Look at $\frac{1}{4n} + \frac{i}{4n+1} + \frac{i^2}{4n+2} + \frac{i^3}{4n+3}.$ Since $i^4 = 1$, we know we can chunk up the series in this way.

So, put all of these together as one fraction: you get $\frac{(16+16i)n^2 + (16+8i)n + 3}{4n(2n+1)(4n+1)(4n+3)}$.

But this is a sum in which the terms are order $\frac{1}{n^2}$, which is certainly convergent, by eg, the comparison test applied to the absolute value of this.

This shows us that the partial sums $S_{4n}$ converge, but then the entire series must converge: Consider $|S_m - S_n|$ as two partial sums.

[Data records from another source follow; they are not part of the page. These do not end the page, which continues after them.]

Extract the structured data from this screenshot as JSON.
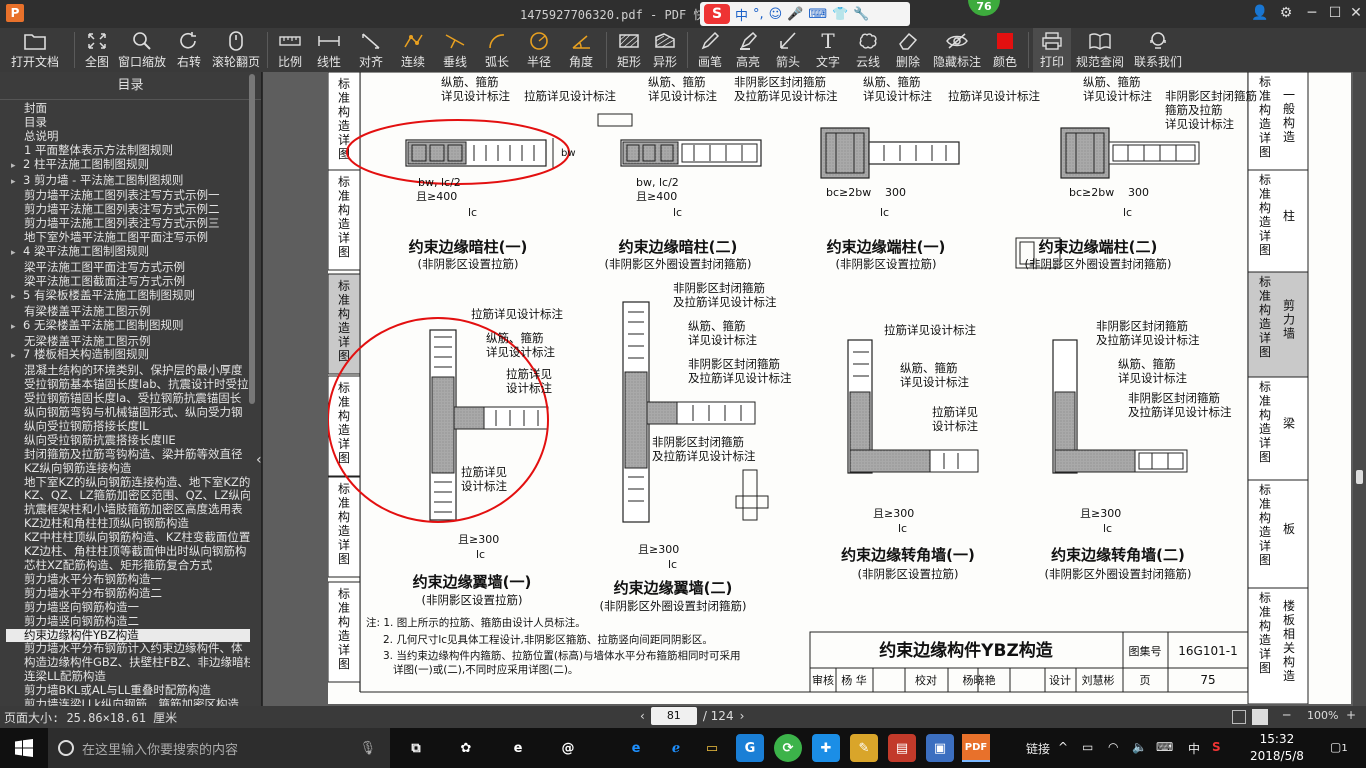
{
  "window": {
    "title": "1475927706320.pdf - PDF 快速看图",
    "app_logo": "P",
    "badge": "76"
  },
  "ime": {
    "logo": "S",
    "items": [
      "中",
      "°,",
      "☺",
      "🎤",
      "⌨",
      "👕",
      "🔧"
    ]
  },
  "toolbar": {
    "buttons": [
      {
        "label": "打开文档",
        "icon": "folder-icon"
      },
      {
        "label": "全图",
        "icon": "fit-icon"
      },
      {
        "label": "窗口缩放",
        "icon": "zoom-icon"
      },
      {
        "label": "右转",
        "icon": "rotate-icon"
      },
      {
        "label": "滚轮翻页",
        "icon": "mouse-icon"
      },
      {
        "label": "比例",
        "icon": "ruler-icon"
      },
      {
        "label": "线性",
        "icon": "linear-icon"
      },
      {
        "label": "对齐",
        "icon": "align-icon"
      },
      {
        "label": "连续",
        "icon": "continuous-icon"
      },
      {
        "label": "垂线",
        "icon": "perpendicular-icon"
      },
      {
        "label": "弧长",
        "icon": "arc-icon"
      },
      {
        "label": "半径",
        "icon": "radius-icon"
      },
      {
        "label": "角度",
        "icon": "angle-icon"
      },
      {
        "label": "矩形",
        "icon": "rectangle-icon"
      },
      {
        "label": "异形",
        "icon": "shape-icon"
      },
      {
        "label": "画笔",
        "icon": "pen-icon"
      },
      {
        "label": "高亮",
        "icon": "highlight-icon"
      },
      {
        "label": "箭头",
        "icon": "arrow-icon"
      },
      {
        "label": "文字",
        "icon": "text-icon"
      },
      {
        "label": "云线",
        "icon": "cloud-icon"
      },
      {
        "label": "删除",
        "icon": "eraser-icon"
      },
      {
        "label": "隐藏标注",
        "icon": "eye-off-icon"
      },
      {
        "label": "颜色",
        "icon": "color-icon",
        "color": "#e31010"
      },
      {
        "label": "打印",
        "icon": "print-icon"
      },
      {
        "label": "规范查阅",
        "icon": "book-icon"
      },
      {
        "label": "联系我们",
        "icon": "contact-icon"
      }
    ]
  },
  "sidebar": {
    "header": "目录",
    "items": [
      {
        "text": "封面",
        "level": 0
      },
      {
        "text": "目录",
        "level": 0
      },
      {
        "text": "总说明",
        "level": 0
      },
      {
        "text": "1 平面整体表示方法制图规则",
        "level": 0
      },
      {
        "text": "2 柱平法施工图制图规则",
        "level": 0,
        "expandable": true
      },
      {
        "text": "3 剪力墙 - 平法施工图制图规则",
        "level": 0,
        "expandable": true
      },
      {
        "text": "剪力墙平法施工图列表注写方式示例一",
        "level": 1
      },
      {
        "text": "剪力墙平法施工图列表注写方式示例二",
        "level": 1
      },
      {
        "text": "剪力墙平法施工图列表注写方式示例三",
        "level": 1
      },
      {
        "text": "地下室外墙平法施工图平面注写示例",
        "level": 1
      },
      {
        "text": "4 梁平法施工图制图规则",
        "level": 0,
        "expandable": true
      },
      {
        "text": "梁平法施工图平面注写方式示例",
        "level": 1
      },
      {
        "text": "梁平法施工图截面注写方式示例",
        "level": 1
      },
      {
        "text": "5 有梁板楼盖平法施工图制图规则",
        "level": 0,
        "expandable": true
      },
      {
        "text": "有梁楼盖平法施工图示例",
        "level": 1
      },
      {
        "text": "6 无梁楼盖平法施工图制图规则",
        "level": 0,
        "expandable": true
      },
      {
        "text": "无梁楼盖平法施工图示例",
        "level": 1
      },
      {
        "text": "7 楼板相关构造制图规则",
        "level": 0,
        "expandable": true
      },
      {
        "text": "混凝土结构的环境类别、保护层的最小厚度",
        "level": 1
      },
      {
        "text": "受拉钢筋基本锚固长度lab、抗震设计时受拉",
        "level": 1
      },
      {
        "text": "受拉钢筋锚固长度la、受拉钢筋抗震锚固长",
        "level": 1
      },
      {
        "text": "纵向钢筋弯钩与机械锚固形式、纵向受力钢",
        "level": 1
      },
      {
        "text": "纵向受拉钢筋搭接长度lL",
        "level": 1
      },
      {
        "text": "纵向受拉钢筋抗震搭接长度llE",
        "level": 1
      },
      {
        "text": "封闭箍筋及拉筋弯钩构造、梁并筋等效直径",
        "level": 1
      },
      {
        "text": "KZ纵向钢筋连接构造",
        "level": 1
      },
      {
        "text": "地下室KZ的纵向钢筋连接构造、地下室KZ的",
        "level": 1
      },
      {
        "text": "KZ、QZ、LZ箍筋加密区范围、QZ、LZ纵向钢",
        "level": 1
      },
      {
        "text": "抗震框架柱和小墙肢箍筋加密区高度选用表",
        "level": 1
      },
      {
        "text": "KZ边柱和角柱柱顶纵向钢筋构造",
        "level": 1
      },
      {
        "text": "KZ中柱柱顶纵向钢筋构造、KZ柱变截面位置",
        "level": 1
      },
      {
        "text": "KZ边柱、角柱柱顶等截面伸出时纵向钢筋构",
        "level": 1
      },
      {
        "text": "芯柱XZ配筋构造、矩形箍筋复合方式",
        "level": 1
      },
      {
        "text": "剪力墙水平分布钢筋构造一",
        "level": 1
      },
      {
        "text": "剪力墙水平分布钢筋构造二",
        "level": 1
      },
      {
        "text": "剪力墙竖向钢筋构造一",
        "level": 1
      },
      {
        "text": "剪力墙竖向钢筋构造二",
        "level": 1
      },
      {
        "text": "约束边缘构件YBZ构造",
        "level": 1,
        "selected": true
      },
      {
        "text": "剪力墙水平分布钢筋计入约束边缘构件、体",
        "level": 1
      },
      {
        "text": "构造边缘构件GBZ、扶壁柱FBZ、非边缘暗柱",
        "level": 1
      },
      {
        "text": "连梁LL配筋构造",
        "level": 1
      },
      {
        "text": "剪力墙BKL或AL与LL重叠时配筋构造",
        "level": 1
      },
      {
        "text": "剪力墙连梁LLk纵向钢筋、箍筋加密区构造",
        "level": 1
      }
    ]
  },
  "drawing": {
    "right_tabs": [
      {
        "text": "标准构造详图",
        "sub": "一般构造"
      },
      {
        "text": "标准构造详图",
        "sub": "柱"
      },
      {
        "text": "标准构造详图",
        "sub": "剪力墙",
        "active": true
      },
      {
        "text": "标准构造详图",
        "sub": "梁"
      },
      {
        "text": "标准构造详图",
        "sub": "板"
      },
      {
        "text": "标准构造详图",
        "sub": "楼板相关构造"
      }
    ],
    "left_tabs": [
      "标准构造详图",
      "标准构造详图",
      "标准构造详图",
      "标准构造详图",
      "标准构造详图",
      "标准构造详图"
    ],
    "labels": {
      "zongjin_gujin": "纵筋、箍筋",
      "xiangjian_sheji": "详见设计标注",
      "lajin_xiangjian": "拉筋详见设计标注",
      "feiyinying_fengbi": "非阴影区封闭箍筋",
      "jilajin_xiangjian": "及拉筋详见设计标注",
      "lajin_xiang": "拉筋详见",
      "sheji_biaozhu": "设计标注",
      "qie300": "且≥300",
      "qie400": "且≥400",
      "bw_lc2": "bw, lc/2",
      "bc_2bw": "bc≥2bw",
      "hc_2bw": "hc≥2bw",
      "n300": "300",
      "lc": "lc",
      "bw": "bw",
      "bf": "bf",
      "twobf": "2bf"
    },
    "titles": [
      {
        "main": "约束边缘暗柱(一)",
        "sub": "(非阴影区设置拉筋)"
      },
      {
        "main": "约束边缘暗柱(二)",
        "sub": "(非阴影区外圈设置封闭箍筋)"
      },
      {
        "main": "约束边缘端柱(一)",
        "sub": "(非阴影区设置拉筋)"
      },
      {
        "main": "约束边缘端柱(二)",
        "sub": "(非阴影区外圈设置封闭箍筋)"
      },
      {
        "main": "约束边缘翼墙(一)",
        "sub": "(非阴影区设置拉筋)"
      },
      {
        "main": "约束边缘翼墙(二)",
        "sub": "(非阴影区外圈设置封闭箍筋)"
      },
      {
        "main": "约束边缘转角墙(一)",
        "sub": "(非阴影区设置拉筋)"
      },
      {
        "main": "约束边缘转角墙(二)",
        "sub": "(非阴影区外圈设置封闭箍筋)"
      }
    ],
    "notes": [
      "注: 1. 图上所示的拉筋、箍筋由设计人员标注。",
      "2. 几何尺寸lc见具体工程设计,非阴影区箍筋、拉筋竖向间距同阴影区。",
      "3. 当约束边缘构件内箍筋、拉筋位置(标高)与墙体水平分布箍筋相同时可采用",
      "详图(一)或(二),不同时应采用详图(二)。"
    ],
    "title_block": {
      "title": "约束边缘构件YBZ构造",
      "atlas_label": "图集号",
      "atlas_no": "16G101-1",
      "review": "审核",
      "reviewer": "杨 华",
      "check": "校对",
      "checker": "杨晓艳",
      "design": "设计",
      "designer": "刘慧彬",
      "page_label": "页",
      "page_no": "75"
    }
  },
  "status": {
    "page_size": "页面大小: 25.86×18.61 厘米",
    "current_page": "81",
    "total_pages": "/ 124",
    "zoom": "100%"
  },
  "taskbar": {
    "search_placeholder": "在这里输入你要搜索的内容",
    "tray_link": "链接",
    "ime": "中",
    "time": "15:32",
    "date": "2018/5/8",
    "notification_count": "1"
  }
}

Then, we can find the two closest $4k$ and $4j$ to $m$ and $n$, $|S_m - S_n| \leq |S_m - S_{4k}| + |S_{4k} - S_{4j}| + |S_{4j} - S_n|$. We showed that the middle term tends to zero, but then the first and last are of order $\frac{1}{n}$ and thus converge.

Moreover, this method applies for any rational multiple of $\pi$ argument.

Answer 3

The series $$A=\sum_{n\geqslant1}\frac1{4n-2}-\frac1{4n}=\sum_{n\geqslant1}\frac1{2n(4n-2)}$$ and $$B=\sum_{n\geqslant1}\frac1{4n-3}-\frac1{4n-1}=\sum_{n\geqslant1}\frac2{(4n-3)(4n-1)}$$ both converge, by comparison with the converging Riemann series $\sum\limits_{n\geqslant1}\frac1{n^2}$, and the series in the question is $-A+\mathrm i B$, hence it converges as well.

The above is a hands-on approach. One should be aware though, that for every complex number $z\ne1$ such that $|z|=1$, the series $$\sum_{n\geqslant1}\frac{z^n}n,$$ converges, and master at least one argument to show that it does, see this previous question for example.

Answer 4

The partial sum of the series to $2k$ terms is $$\frac i1-\frac12-\frac i3+\frac14+\frac i5-\frac16-\frac i7+\frac18+\cdots +(-1)^k\frac1{2k}$$ which can be rewritten as $$\Bigl(-\frac12+\frac14-\frac16+\frac18+\cdots+(-1)^k\frac1{2k}\Bigr) +i\Bigl(\frac11-\frac13+\frac15-\frac17+\cdots+(-1)^{k-1}\frac1{2k-1}\Bigr)\ .$$ Both the series are closely related to the alternating harmonic series whose limits are familiar from real calculus. The expression just given tends to $$-\frac{\ln2}{2}+i\frac\pi4$$ as $k\to\infty$. You can easily confirm that the partial sum to an odd number of terms gives the same answer, which is therefore the sum of the series.